Doubt and ambiguity surround two key incidents in the book that occur at the Marabar Caves. On a literal level, Adela does not know if she has really been attacked in the cave or if she has only imagined this incident. If she has been attacked, was Dr. Aziz the attacker? While the reader might not doubt Aziz's innocence, there is a larger ambiguity about what really did take place. For Anglo-Indian authority figures such as Ronny Heaslop, Major Callendar, and Mr. McBryde, there is no doubt whatever; it is only characters such as Cyril Fielding who are capable of entertaining doubt and, thus, of thinking critically about events.

An even larger, more metaphorical ambiguity surrounds Mrs. Moore's experience at the caves. While she is inside one of the caves, she hears an echo and suddenly feels that everything—including her religious faith—is meaningless. So powerful is the doubt that fills Mrs. Moore, that she loses her grip on life.

God and Religion
E.M. Forster was not a religious man nor a religious writer. However, religion is a major preoccupation in the book. India is seen as a meeting point of three of the world's historic religions—Islam, Christianity, and Hinduism.

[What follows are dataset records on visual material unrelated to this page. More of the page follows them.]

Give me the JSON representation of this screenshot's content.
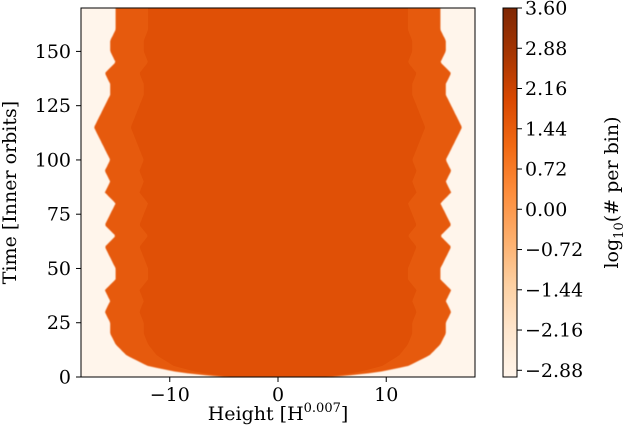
{
  "chart_data": {
    "type": "heatmap",
    "xlabel": {
      "base": "Height [H",
      "sup": "0.007",
      "tail": "]"
    },
    "ylabel": "Time [Inner orbits]",
    "x_ticks": [
      -10,
      0,
      10
    ],
    "x_tick_labels": [
      "−10",
      "0",
      "10"
    ],
    "xlim": [
      -18.2,
      18.2
    ],
    "y_ticks": [
      0,
      25,
      50,
      75,
      100,
      125,
      150
    ],
    "y_tick_labels": [
      "0",
      "25",
      "50",
      "75",
      "100",
      "125",
      "150"
    ],
    "ylim": [
      0,
      170
    ],
    "colorbar": {
      "label": {
        "base": "log",
        "sub": "10",
        "tail": "(# per bin)"
      },
      "ticks": [
        -2.88,
        -2.16,
        -1.44,
        -0.72,
        0.0,
        0.72,
        1.44,
        2.16,
        2.88,
        3.6
      ],
      "tick_labels": [
        "−2.88",
        "−2.16",
        "−1.44",
        "−0.72",
        "0.00",
        "0.72",
        "1.44",
        "2.16",
        "2.88",
        "3.60"
      ],
      "range": [
        -3.0,
        3.6
      ],
      "colormap": "Oranges",
      "colors": [
        "#fff5eb",
        "#fee6ce",
        "#fdd0a2",
        "#fdae6b",
        "#fd8d3c",
        "#f16913",
        "#d94801",
        "#a63603",
        "#7f2704"
      ]
    },
    "background_value": -3.0,
    "core_value": 1.8,
    "edge_value": 1.5,
    "envelope": {
      "time": [
        0,
        2,
        5,
        10,
        15,
        20,
        25,
        30,
        35,
        40,
        45,
        50,
        55,
        60,
        65,
        70,
        75,
        80,
        85,
        90,
        95,
        100,
        105,
        110,
        115,
        120,
        125,
        130,
        135,
        140,
        145,
        150,
        155,
        160,
        165,
        170
      ],
      "half_width": [
        5,
        9,
        12,
        14,
        15,
        15.5,
        15.5,
        16,
        15.5,
        16,
        15,
        15,
        15.5,
        16,
        15,
        16,
        15.5,
        15,
        16,
        15.5,
        16,
        15.5,
        16,
        16.5,
        17,
        16.5,
        16,
        15.5,
        15.5,
        16,
        15,
        15.5,
        15.5,
        15,
        15,
        15
      ]
    }
  }
}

Indeed, the three parts of the book—"Mosque," "Cave," and "Temple"—generally correspond to these religions. Aziz loves the cultural and social aspects of his Moslem (Islamic) heritage, but he seems less concerned with its theology and religious practice. He is aware that Moslems are in the minority in India, and he thus feels a special kinship with other Moslems such as Hamidullah. The Anglo-Indians are nominal representatives of Christianity, although there is little overt sign of such Christian virtues as charity, love, and forgiveness. Ronny Heaslop admits that for him Christianity is fine in its place, but he does not let it interfere with his civil duty. Mrs. Moore is basically Christian in her outlook. However, she experiences a crisis of faith during her visit to the Marabar Caves, and her belief in God or in any meaning to life is destroyed. Hinduism is the main religion of India, and Professor Godbole is the central Hindu figure in the book. He is also, by far, the most religious character. For Godbole, Hinduism is "completeness, not reconstruction." The central principle of this religion is the total acceptance of things as they are. Forster suggests that this is the most positive spiritual approach to life. It is also most representative of the true spirit of India.